I would call the conference a demonstration of journalism can be presented in different formats based on how the people want to receive it. The wonderful thing about this is that if journalism is a two-way street, which I think it is, this gives the audience the opportunity to not only absorb the content, but also participate in it. Now, I don’t think a trade show, for example [the Consumer Electronics Show], is a conference. But this is two and half days where people are going to be able to learn as well as talk amongst themselves, and ask questions, and probe the subject a little more deeply.


The conferences are designed to be private, off-the-record affairs where individuals can trade ideas freely, Brandfon said, but the editorial staff is free to request interviews or other coverage from participants in a fashion similar to The Wall Street Journal’s coverage of Eco:nomics. I asked him why Scientific American is getting into the mix with a bunch of primarily business-oriented publications. “We know the following about Scientific American,” he replied. “That some people read it just for the excitement of string theory, and some people read it because they are going to take specific action about what they read and see in the magazine.” Those actions could include a decision to develop a sustainable business platform, make an investment in an emerging technology, or choose an environmentally-friendly policy option.

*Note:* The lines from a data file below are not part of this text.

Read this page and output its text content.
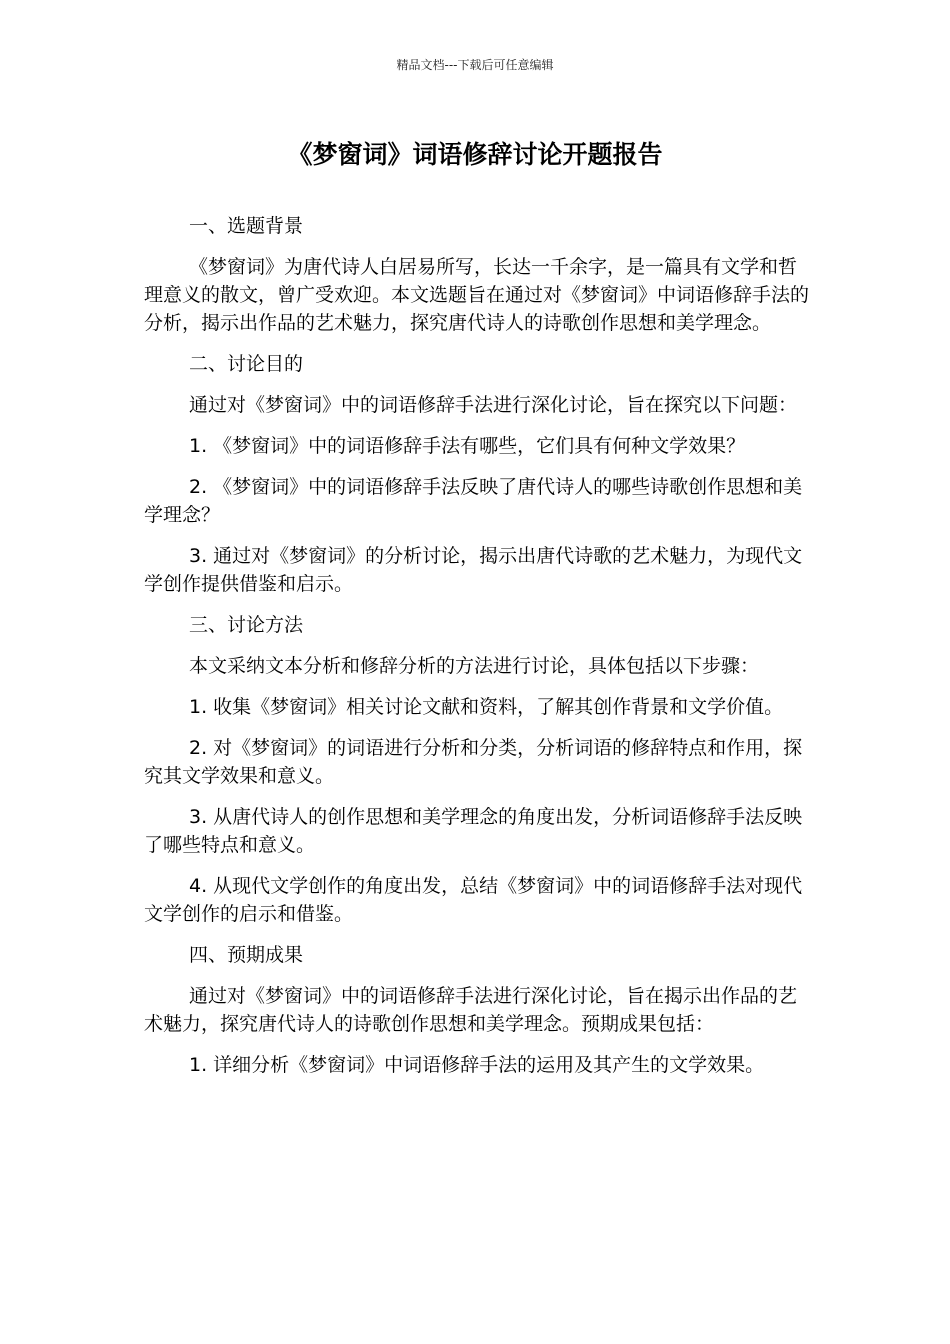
精品文档---下载后可任意编辑
《梦窗词》词语修辞讨论开题报告

一、选题背景

《梦窗词》为唐代诗人白居易所写，长达一千余字，是一篇具有文学和哲理意义的散文，曾广受欢迎。本文选题旨在通过对《梦窗词》中词语修辞手法的分析，揭示出作品的艺术魅力，探究唐代诗人的诗歌创作思想和美学理念。

二、讨论目的

通过对《梦窗词》中的词语修辞手法进行深化讨论，旨在探究以下问题：

1. 《梦窗词》中的词语修辞手法有哪些，它们具有何种文学效果？

2. 《梦窗词》中的词语修辞手法反映了唐代诗人的哪些诗歌创作思想和美学理念？

3. 通过对《梦窗词》的分析讨论，揭示出唐代诗歌的艺术魅力，为现代文学创作提供借鉴和启示。

三、讨论方法

本文采纳文本分析和修辞分析的方法进行讨论，具体包括以下步骤：

1. 收集《梦窗词》相关讨论文献和资料，了解其创作背景和文学价值。

2. 对《梦窗词》的词语进行分析和分类，分析词语的修辞特点和作用，探究其文学效果和意义。

3. 从唐代诗人的创作思想和美学理念的角度出发，分析词语修辞手法反映了哪些特点和意义。

4. 从现代文学创作的角度出发，总结《梦窗词》中的词语修辞手法对现代文学创作的启示和借鉴。

四、预期成果

通过对《梦窗词》中的词语修辞手法进行深化讨论，旨在揭示出作品的艺术魅力，探究唐代诗人的诗歌创作思想和美学理念。预期成果包括：

1. 详细分析《梦窗词》中词语修辞手法的运用及其产生的文学效果。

“It’s fundamental to the editorial mission of the Scientific American brand,” Brandfon said. “Scientific American is a company, not a magazine, and that will become more important and evident as we move forward with conferences and digital delivery and other titles, etc. But in the end, the purpose of the company is really make the world a better and safer place, to make these complex, very difficult challenges, not simple to understand, but easier to deal with-to give us the confidence that we can succeed whether its creating a better environment, or more sustainable energy, or curing malaria in Africa, or protecting privacy at the same time that we’re defending our security.”


If that is the goal then we are indeed in luck, because there is backup. Fortune will launch its first-annual “Brainstorm Green” on Monday and The Economist has already been busy hosting roundtables on corporate sustainability issues. In March, The Economist also sponsored the third “State of the Planet” conference, hosted by The Earth Institute at Columbia University.


Who’s next? Forbes? BusinessWeek? More events certainly wouldn’t be a bad thing. But by then, the world’s green CEOs and financiers might have pretty full conference schedules.


Or, as Brandfon speculated, the situation could be even better: “I think once the science, public policy, and financial communities manage [environmentally sustainable operations], the business opportunity doesn’t become as urgent. If we’re successful, it will simply be a fundamental, routine way to do business. People will make money. There will be solar energy companies that will be as important as ExxonMobil. The market cap of other green companies will be more than Google. It’s gonna happen.”